Вдалеке на рубке «Орлика» стояла крупная черная фигура — сам командир катера Дубов. Ярко-красные флажки в его руках быстро и отчетливо писали буквы семафора:
— Имею... повреждение... штуртроса...
— Интересно, — усмехнулся Лукьянов.
— Повреждение штуртроса? — повторил Бахметьев.
Он начинал понимать, что случилось, и не отрываясь следил за «Орликом» в бинокль.
— Присоединюсь... к дивизиону... по исправлении... командир... — закончил читать сигнальщик.
— Врет! — с внезапной яростью закричал Бахметьев. — С поврежденным штуртросом совсем не так шел бы!
Лукьянов засмеялся, и это было очень странно — смех так не шел к его темному лицу:
— Лихой моряк! Отлично управляется! И финские лайбы рядом!
Бахметьев опустил бинокль — от злости у него дрожали руки. Никаких сомнений больше не оставалось: лихой Дубов на глазах у всех собирался торговать с финнами. Какое для этого нужно было иметь нахальство!
— Сволочь! — с трудом выговорил он. — Предельная сволочь!
Но никакой бранью «Орлика» остановить было нельзя.
Лукьянов молчал. Опять хотел, чтобы начальник сам распорядился? Совершенно напрасно!
И команда молчала, и сигнальщик, присев на корточки, ждал, что прикажут ответить, и все смотрели на него, на своего начальника, а он не знал, что делать. Наконец не выдержал:
— Товарищ комиссар!
— Ладно, — ответил Лукьянов и повернулся к сигнальщику: — Пиши... Немедленно вступить в строй, иначе арестую... Комиссар.
И когда сигнальщик кончил передавать, «Орлик», сразу развернувшись, пошел на свое место.
— Вот и починили, — сказал Лукьянов.
6
Подойдя к кромке минного заграждения, дивизион по сигналу перестроился в строй уступа. Это наиболее удобный для траления строй: впереди идущий тральщик закрывает следующего краем своего трала, и, если все идет нормально, рискует на что-нибудь наскочить лишь головной.
По второму сигналу, застопорив моторы, приступили к постановке тралов. Дело это, вообще говоря, не слишком хитрое, но все же требует кое-какой опытности.
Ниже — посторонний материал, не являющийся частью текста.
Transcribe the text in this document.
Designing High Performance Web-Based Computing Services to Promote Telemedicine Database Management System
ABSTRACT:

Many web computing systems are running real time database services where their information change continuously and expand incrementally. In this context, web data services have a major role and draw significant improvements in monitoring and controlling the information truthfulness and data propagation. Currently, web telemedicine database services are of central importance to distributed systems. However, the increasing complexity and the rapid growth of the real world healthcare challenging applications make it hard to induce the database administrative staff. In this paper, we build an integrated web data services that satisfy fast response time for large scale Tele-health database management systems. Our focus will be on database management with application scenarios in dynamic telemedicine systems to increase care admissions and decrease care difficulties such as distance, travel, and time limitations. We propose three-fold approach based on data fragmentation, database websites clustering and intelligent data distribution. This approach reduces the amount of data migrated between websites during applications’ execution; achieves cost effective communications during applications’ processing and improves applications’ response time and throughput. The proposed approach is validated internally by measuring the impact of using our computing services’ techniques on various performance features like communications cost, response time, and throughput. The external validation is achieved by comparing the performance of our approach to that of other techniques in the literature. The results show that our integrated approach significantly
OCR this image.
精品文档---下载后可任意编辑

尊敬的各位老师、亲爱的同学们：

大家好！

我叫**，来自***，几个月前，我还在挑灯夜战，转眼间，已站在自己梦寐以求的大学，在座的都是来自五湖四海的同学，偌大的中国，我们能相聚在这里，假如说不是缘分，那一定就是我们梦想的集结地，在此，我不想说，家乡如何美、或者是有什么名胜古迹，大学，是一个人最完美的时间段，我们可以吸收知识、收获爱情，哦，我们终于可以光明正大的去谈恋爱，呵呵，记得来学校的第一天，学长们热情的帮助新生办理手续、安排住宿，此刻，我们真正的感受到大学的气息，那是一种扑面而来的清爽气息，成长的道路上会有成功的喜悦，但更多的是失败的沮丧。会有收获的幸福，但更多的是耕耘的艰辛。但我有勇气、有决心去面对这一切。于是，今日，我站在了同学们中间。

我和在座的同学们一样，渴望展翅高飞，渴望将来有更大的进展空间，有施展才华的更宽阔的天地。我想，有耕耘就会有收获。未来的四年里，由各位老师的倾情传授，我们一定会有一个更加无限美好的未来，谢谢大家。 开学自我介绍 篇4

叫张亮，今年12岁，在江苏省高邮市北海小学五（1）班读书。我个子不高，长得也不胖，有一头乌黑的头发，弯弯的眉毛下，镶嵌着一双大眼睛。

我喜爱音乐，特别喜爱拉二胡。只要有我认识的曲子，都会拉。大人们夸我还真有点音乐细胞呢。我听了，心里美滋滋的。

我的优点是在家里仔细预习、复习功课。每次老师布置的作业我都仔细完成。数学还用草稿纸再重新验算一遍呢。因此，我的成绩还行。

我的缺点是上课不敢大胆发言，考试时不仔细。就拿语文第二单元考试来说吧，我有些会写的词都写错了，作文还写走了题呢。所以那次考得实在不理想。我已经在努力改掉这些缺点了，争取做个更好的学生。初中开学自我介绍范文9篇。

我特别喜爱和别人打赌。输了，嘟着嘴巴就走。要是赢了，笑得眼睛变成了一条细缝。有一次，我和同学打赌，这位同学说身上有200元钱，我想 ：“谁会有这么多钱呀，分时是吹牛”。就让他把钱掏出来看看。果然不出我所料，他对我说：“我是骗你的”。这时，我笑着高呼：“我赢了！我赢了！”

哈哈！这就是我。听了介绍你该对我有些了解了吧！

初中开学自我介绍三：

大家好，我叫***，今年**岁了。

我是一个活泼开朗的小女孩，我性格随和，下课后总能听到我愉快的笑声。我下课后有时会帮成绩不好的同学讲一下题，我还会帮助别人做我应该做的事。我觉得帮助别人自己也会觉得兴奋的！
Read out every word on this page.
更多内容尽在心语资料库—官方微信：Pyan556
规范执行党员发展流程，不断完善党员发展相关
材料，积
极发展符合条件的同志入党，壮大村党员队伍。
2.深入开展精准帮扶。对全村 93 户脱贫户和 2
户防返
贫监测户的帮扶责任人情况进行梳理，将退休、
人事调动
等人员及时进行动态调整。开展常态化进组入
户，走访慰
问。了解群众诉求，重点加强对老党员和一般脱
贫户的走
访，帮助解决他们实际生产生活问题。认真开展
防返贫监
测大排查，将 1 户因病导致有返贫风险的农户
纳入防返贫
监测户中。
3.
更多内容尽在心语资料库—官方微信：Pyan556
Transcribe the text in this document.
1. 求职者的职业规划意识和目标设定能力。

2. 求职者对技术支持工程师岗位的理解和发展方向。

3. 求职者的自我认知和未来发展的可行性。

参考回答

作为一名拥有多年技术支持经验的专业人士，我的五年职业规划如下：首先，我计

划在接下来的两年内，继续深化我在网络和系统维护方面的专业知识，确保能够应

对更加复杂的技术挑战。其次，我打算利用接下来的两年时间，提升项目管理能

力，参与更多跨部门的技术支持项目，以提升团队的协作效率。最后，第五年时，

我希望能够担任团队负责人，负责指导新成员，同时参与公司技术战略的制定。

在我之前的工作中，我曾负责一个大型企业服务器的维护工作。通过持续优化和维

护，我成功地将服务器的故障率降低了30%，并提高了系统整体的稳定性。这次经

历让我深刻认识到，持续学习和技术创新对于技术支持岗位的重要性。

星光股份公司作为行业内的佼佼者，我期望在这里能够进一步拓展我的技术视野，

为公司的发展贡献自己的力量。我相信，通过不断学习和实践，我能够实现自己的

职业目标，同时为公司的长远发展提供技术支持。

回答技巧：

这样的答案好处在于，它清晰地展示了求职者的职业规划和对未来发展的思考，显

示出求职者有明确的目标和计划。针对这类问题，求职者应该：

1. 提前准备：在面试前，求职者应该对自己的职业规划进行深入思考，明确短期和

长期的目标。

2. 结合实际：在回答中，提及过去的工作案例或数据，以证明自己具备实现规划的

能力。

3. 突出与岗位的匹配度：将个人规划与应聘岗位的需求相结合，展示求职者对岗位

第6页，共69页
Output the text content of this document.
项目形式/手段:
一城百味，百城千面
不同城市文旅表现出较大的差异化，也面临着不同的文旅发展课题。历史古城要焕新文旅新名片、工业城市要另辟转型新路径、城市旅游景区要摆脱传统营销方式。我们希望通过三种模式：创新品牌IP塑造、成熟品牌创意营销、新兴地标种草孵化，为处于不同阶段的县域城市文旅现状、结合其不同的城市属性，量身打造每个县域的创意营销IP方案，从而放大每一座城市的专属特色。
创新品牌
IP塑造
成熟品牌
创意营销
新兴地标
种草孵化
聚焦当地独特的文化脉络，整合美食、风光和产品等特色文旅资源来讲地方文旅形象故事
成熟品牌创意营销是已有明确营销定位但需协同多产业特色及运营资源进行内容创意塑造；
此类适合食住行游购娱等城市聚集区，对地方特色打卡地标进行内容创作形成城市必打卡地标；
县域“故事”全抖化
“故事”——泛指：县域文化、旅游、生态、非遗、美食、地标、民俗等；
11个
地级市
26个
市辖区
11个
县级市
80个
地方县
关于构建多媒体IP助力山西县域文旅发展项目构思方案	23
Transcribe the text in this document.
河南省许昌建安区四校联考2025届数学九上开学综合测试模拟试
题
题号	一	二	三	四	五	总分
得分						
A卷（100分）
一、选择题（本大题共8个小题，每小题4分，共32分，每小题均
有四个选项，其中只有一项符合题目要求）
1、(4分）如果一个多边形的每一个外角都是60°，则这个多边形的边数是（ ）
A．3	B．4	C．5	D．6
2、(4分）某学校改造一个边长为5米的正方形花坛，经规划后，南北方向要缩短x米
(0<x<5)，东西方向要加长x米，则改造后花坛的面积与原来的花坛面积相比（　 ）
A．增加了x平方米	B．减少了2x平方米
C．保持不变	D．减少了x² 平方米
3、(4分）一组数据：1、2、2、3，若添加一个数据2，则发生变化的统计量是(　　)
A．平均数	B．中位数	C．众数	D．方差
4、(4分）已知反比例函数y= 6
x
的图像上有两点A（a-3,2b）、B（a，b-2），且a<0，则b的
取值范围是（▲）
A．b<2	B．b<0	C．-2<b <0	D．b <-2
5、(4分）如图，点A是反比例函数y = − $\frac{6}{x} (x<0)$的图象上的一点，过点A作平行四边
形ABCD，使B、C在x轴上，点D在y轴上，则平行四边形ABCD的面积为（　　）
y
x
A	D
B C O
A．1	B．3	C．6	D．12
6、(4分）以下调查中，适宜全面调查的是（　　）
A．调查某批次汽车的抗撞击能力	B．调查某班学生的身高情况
А именно опытности и не хватило ученику Кожину, временно исполняющему обязанности минера на «Орлике». Спустив трал за корму, он раньше времени махнул рукой командиру, и, когда тот дал ход, тралящая часть намоталась на правый винт.
— Стой! Стой! — закричал Кожин.
— Стоп! — подхватил еще кто-то, и командир катера Дубов, остановив моторы, длинно и круто выругался.
Снова «Орлик» вышел из строя, только на этот раз по-настоящему, и в результате получилось черт знает что. Всему дивизиону пришлось поднимать трала и, отойдя в сторону, ожидать, чем все это окончится.
Бахметьев на «Сторожевом» подошел к «Орлику» — осторожно, с носа, чтобы самому тоже не намотать трал на винты, и поднял мегафон:
— Что случилось?
Дубов был зол на все на свете и сдерживаться отнюдь не собирался. К тому же когда-то он был боцманом — высококвалифицированным мастером бранной словесности. А потому, размахивая кулаком над головой, он начал ругаться в бога, в богородицу, в тральную лебедку и еще во что-то. Кончить ему, однако, не дали.
— Молчать! — крикнул Бахметьев и так ударил мегафоном по рубке, что мегафон, точно бумажный, согнулся пополам. — Здесь вам не кабак, слышите?
— Есть! — неожиданно осев, ответил Дубов. На мгновение у него был жалкий и даже растерянный вид, но сразу же он снова выпрямился: — Не извольте беспокоиться, товарищ начальник, мигом все наладим.
Бахметьев поморщился: какие слова нашел, подлец! Те самые, которыми он когда-то угождал господам офицерам. Только что не назвал «ваше высокоблагородие». Мразь старорежимная!
И внезапно бывший гардемарин Морского корпуса и даже бывший мичман Василий Бахметьев почувствовал, что ненавидит слова «высокоблагородие» и «господа офицеры». Откуда у него могла взяться такая ненависть? Однако раздумывать над этим было некогда, и ровным голосом он приказал:
— Примите наши концы!
Когда концы были приняты и закреплены, он перебрался на «Орлика», прошел в корму и, держась за стойку поручня, как мог дальше перегнулся за борт.